Just to add to BauM’s response. The server and client do hashing and comparing and yes the server does most of the work. Howerver, in my experience not all the data is send to the server, perhaps all the hashes that the client generates for the data on the disks is send to the server, but not all the data. One of my UrBackup servers is on a offsite location with only a 100 Mbit connection to the clients which limits the speed to about 10-11 Mb/sec. One of my servers has a 200 GB disk and while it appears to check all data it only copies about 10 Gb in a incremental backup. This takes about 46 minutes. With 180 GB out of the 200 GB in use on the disk, that would mean the client is sending data to the server at a rate of about 66 Mb/sec. Which is 6 times as fast as the link allows and thus not possible. Keep in mind i’m not accounting for data compression or the overhead of data encryption, which I have active on my backups. So if anyone has evidence to the contrary, please correct me!

So no, I don’t think every byte of data is send from the client to the server and the server only saves what it needs.

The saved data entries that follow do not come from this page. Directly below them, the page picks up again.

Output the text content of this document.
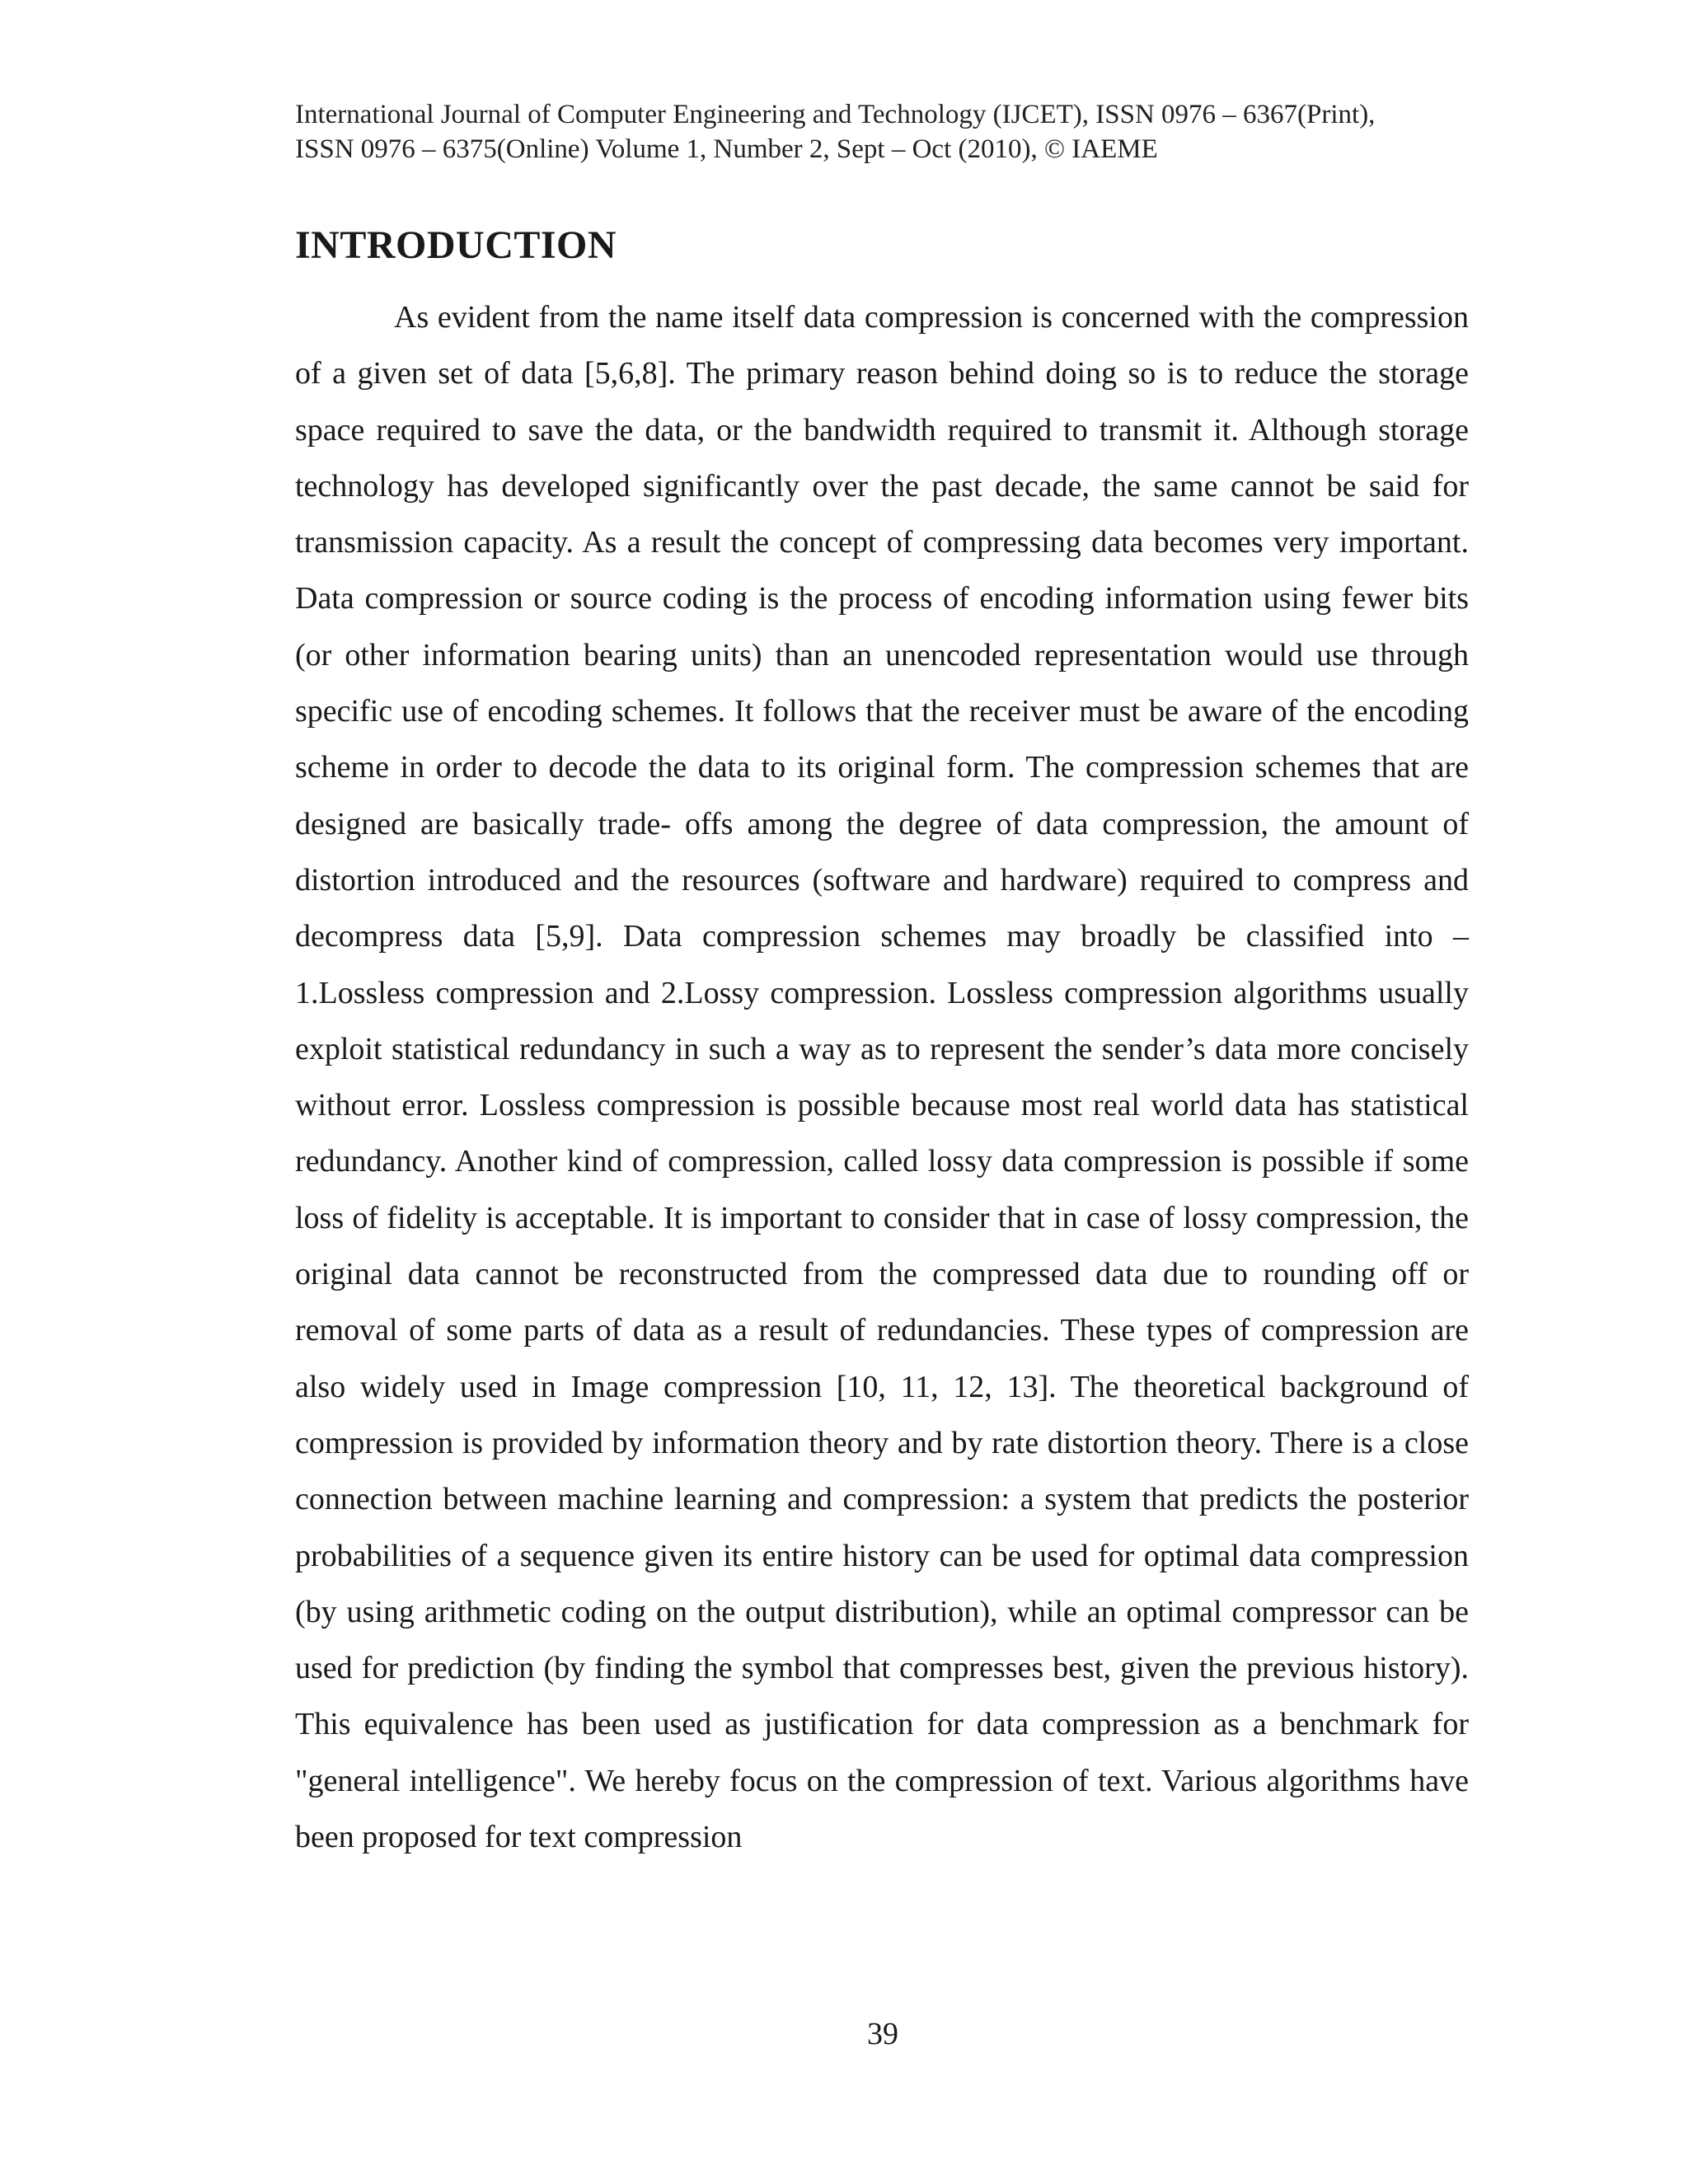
International Journal of Computer Engineering and Technology (IJCET), ISSN 0976 – 6367(Print),
ISSN 0976 – 6375(Online) Volume 1, Number 2, Sept – Oct (2010), © IAEME
INTRODUCTION

As evident from the name itself data compression is concerned with the compression of a given set of data [5,6,8]. The primary reason behind doing so is to reduce the storage space required to save the data, or the bandwidth required to transmit it. Although storage technology has developed significantly over the past decade, the same cannot be said for transmission capacity. As a result the concept of compressing data becomes very important. Data compression or source coding is the process of encoding information using fewer bits (or other information bearing units) than an unencoded representation would use through specific use of encoding schemes. It follows that the receiver must be aware of the encoding scheme in order to decode the data to its original form. The compression schemes that are designed are basically trade- offs among the degree of data compression, the amount of distortion introduced and the resources (software and hardware) required to compress and decompress data [5,9]. Data compression schemes may broadly be classified into – 1.Lossless compression and 2.Lossy compression. Lossless compression algorithms usually exploit statistical redundancy in such a way as to represent the sender’s data more concisely without error. Lossless compression is possible because most real world data has statistical redundancy. Another kind of compression, called lossy data compression is possible if some loss of fidelity is acceptable. It is important to consider that in case of lossy compression, the original data cannot be reconstructed from the compressed data due to rounding off or removal of some parts of data as a result of redundancies. These types of compression are also widely used in Image compression [10, 11, 12, 13]. The theoretical background of compression is provided by information theory and by rate distortion theory. There is a close connection between machine learning and compression: a system that predicts the posterior probabilities of a sequence given its entire history can be used for optimal data compression (by using arithmetic coding on the output distribution), while an optimal compressor can be used for prediction (by finding the symbol that compresses best, given the previous history). This equivalence has been used as justification for data compression as a benchmark for "general intelligence". We hereby focus on the compression of text. Various algorithms have been proposed for text compression

39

I believe the client hashes everything, and the hashes are send over and compared on the server, but that can’t be much data given my 100 Mbit/sec speed case that I mentioned above. Based on the evidence, and not going in the source code to confirm. At best in my case above the server only has 31 minutes to transfer data, since it needs 11 out of the 46 minutes to copy the 10 GB of changes over. At 11 Mb/sec, that means it can only transfer over an additional 20.4 GB. But given that i run multiple backups at the same time, without impacting the time it takes this incremental image backup from above, i’d say the actual transferred data in a incremental backup is just the changed data that actually needs to be stored, and perhaps some extra data for the hashes, which i doubt is Gb’s of data, more like Mb/s of data.

So in my experience, No it doesn’t send over everyting to the server, not by a very very long shot.